Livre et roman au XXe siècle entrent dans une tension paradoxale et féconde. Une certaine tradition critique, héritée de Mikhaïl Bakhtine, considère le roman comme un genre bas et populaire, le genre du renversement carnavalesque ou de la démystification, par opposition à la poésie, dont la parenté avec le verbe inspiré des livres saints a été souvent étudiée. Doublement éloigné du sacré des Ecritures et de l’aristocratie littéraire du genre poétique, le roman investit
pourtant la question du Livre inspiré et semble participer de la constitution de ce « Grand Objet Sacré » selon l’expression de Roland Barthes. Il s’agirait donc de se demander quels rapports
peuvent apparaître entre le Livre, parole révélée du Dieu unique, et la polyphonie, le dialogisme du roman moderne qui fait fond sur un paysage idéologique sécularisé.

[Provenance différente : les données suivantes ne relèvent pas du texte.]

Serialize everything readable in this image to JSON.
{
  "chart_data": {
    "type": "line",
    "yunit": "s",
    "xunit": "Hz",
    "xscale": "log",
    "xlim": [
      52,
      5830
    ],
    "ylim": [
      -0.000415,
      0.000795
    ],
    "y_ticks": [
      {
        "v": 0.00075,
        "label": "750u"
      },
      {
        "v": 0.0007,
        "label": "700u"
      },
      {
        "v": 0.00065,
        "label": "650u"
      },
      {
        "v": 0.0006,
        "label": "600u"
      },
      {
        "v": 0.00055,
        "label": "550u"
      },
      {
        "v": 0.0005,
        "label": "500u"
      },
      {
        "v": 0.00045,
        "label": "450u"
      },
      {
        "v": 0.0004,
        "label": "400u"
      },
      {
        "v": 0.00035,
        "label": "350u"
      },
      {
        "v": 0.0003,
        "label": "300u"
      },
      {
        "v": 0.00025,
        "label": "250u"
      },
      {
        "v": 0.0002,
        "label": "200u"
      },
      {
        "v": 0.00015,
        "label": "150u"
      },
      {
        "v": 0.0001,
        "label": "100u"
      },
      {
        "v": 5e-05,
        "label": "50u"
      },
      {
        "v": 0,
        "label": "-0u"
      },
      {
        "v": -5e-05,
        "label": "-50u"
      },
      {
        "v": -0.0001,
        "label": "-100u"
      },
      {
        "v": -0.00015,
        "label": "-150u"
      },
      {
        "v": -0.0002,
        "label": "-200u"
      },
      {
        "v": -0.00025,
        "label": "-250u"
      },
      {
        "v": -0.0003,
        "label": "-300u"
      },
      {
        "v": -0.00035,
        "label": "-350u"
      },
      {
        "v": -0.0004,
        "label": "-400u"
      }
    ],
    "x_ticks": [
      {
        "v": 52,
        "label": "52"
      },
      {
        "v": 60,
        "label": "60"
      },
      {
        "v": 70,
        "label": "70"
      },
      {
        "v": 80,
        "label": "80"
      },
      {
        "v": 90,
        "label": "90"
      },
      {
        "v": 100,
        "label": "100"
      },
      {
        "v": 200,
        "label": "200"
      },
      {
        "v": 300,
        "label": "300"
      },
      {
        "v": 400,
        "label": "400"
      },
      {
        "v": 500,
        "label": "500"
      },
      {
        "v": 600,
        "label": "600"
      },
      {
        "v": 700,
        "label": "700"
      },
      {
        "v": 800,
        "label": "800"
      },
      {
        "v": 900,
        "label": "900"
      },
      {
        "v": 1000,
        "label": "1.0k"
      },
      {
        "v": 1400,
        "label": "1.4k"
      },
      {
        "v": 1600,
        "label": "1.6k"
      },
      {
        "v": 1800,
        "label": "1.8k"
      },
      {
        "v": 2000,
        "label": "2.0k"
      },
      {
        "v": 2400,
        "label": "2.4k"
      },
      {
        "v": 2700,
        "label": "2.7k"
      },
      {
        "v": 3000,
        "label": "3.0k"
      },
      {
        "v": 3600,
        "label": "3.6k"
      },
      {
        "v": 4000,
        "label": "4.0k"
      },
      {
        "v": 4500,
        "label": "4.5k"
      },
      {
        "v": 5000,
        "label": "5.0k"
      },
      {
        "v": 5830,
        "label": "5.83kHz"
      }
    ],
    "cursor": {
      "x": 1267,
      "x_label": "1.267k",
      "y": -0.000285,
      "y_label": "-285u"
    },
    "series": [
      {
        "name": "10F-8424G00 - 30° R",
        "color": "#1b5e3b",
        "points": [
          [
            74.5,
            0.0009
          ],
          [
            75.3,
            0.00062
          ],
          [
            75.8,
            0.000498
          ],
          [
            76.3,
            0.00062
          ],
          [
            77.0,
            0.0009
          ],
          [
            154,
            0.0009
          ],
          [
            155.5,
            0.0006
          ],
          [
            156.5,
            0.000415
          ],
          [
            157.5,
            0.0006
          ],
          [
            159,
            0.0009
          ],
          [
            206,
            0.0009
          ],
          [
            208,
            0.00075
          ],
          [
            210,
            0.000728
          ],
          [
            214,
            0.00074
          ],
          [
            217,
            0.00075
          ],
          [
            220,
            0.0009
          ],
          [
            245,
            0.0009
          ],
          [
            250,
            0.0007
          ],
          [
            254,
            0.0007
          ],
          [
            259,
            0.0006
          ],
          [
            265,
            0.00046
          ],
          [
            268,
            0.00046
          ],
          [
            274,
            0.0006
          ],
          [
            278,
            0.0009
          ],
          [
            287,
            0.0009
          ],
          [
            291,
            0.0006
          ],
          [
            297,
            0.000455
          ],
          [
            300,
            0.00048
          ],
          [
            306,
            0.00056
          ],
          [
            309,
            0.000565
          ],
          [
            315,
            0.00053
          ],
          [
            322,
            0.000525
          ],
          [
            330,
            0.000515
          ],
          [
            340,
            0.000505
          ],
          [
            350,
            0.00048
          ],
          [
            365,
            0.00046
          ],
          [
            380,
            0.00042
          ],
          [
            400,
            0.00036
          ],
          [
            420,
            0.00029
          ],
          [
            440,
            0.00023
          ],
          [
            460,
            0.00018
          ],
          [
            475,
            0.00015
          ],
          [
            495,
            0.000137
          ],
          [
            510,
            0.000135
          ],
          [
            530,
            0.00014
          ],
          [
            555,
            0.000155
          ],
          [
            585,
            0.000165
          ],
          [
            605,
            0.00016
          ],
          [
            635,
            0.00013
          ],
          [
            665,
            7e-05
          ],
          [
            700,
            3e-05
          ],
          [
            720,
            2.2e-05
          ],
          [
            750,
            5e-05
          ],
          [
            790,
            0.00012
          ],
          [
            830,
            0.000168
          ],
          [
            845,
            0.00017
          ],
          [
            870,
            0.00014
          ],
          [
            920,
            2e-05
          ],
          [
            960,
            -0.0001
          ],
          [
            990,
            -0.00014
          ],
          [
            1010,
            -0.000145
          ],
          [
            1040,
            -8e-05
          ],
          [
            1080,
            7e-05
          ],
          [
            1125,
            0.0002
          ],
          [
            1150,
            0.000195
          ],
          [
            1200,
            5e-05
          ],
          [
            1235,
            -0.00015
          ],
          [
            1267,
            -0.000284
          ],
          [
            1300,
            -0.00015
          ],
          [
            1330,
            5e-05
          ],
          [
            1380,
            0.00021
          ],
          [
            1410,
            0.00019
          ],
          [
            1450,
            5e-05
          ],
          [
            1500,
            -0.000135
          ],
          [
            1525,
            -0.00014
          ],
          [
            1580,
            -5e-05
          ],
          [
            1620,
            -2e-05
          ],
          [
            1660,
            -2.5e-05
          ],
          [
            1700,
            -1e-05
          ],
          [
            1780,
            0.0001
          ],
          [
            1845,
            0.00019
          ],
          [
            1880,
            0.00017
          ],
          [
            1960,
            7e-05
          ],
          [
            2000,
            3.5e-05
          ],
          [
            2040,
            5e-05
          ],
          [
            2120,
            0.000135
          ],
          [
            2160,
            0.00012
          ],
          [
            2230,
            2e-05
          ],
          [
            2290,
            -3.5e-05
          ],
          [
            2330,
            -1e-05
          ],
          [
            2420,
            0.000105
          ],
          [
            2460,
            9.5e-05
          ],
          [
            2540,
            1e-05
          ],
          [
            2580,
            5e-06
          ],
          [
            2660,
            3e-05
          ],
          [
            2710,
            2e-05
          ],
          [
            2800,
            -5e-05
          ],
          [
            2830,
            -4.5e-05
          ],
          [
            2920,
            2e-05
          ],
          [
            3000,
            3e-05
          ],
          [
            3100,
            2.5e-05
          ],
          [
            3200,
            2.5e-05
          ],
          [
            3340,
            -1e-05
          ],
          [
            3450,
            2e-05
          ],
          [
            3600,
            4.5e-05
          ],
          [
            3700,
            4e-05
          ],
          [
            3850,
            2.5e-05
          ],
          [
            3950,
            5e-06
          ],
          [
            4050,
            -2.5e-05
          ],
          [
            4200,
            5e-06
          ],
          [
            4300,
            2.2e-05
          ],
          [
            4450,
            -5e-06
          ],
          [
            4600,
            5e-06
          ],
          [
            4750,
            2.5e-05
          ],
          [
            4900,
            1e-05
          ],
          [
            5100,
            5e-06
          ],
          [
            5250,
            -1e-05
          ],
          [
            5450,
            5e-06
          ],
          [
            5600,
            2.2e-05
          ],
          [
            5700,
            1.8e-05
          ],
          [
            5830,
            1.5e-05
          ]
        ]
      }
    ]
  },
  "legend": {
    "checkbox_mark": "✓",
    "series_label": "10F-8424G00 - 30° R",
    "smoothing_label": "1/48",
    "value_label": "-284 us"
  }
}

Et de fait, si le nom de notre modernité est celui du « désenchantement », en quoi la question du Livre continue-t-elle de polariser l’imaginaire du roman ? Questionnement d’autant
plus intempestif que la modernité littéraire déconstruit les formes, désagrège, fragmente le texte.
Enfin, si le Livre vaut comme structure fantasmatique qui préexiste au roman et qui semble l’animer, le roman produit lui aussi une certaine représentation du Livre. Quel imaginaire du Livre
sacré le roman construit-il en retour ? »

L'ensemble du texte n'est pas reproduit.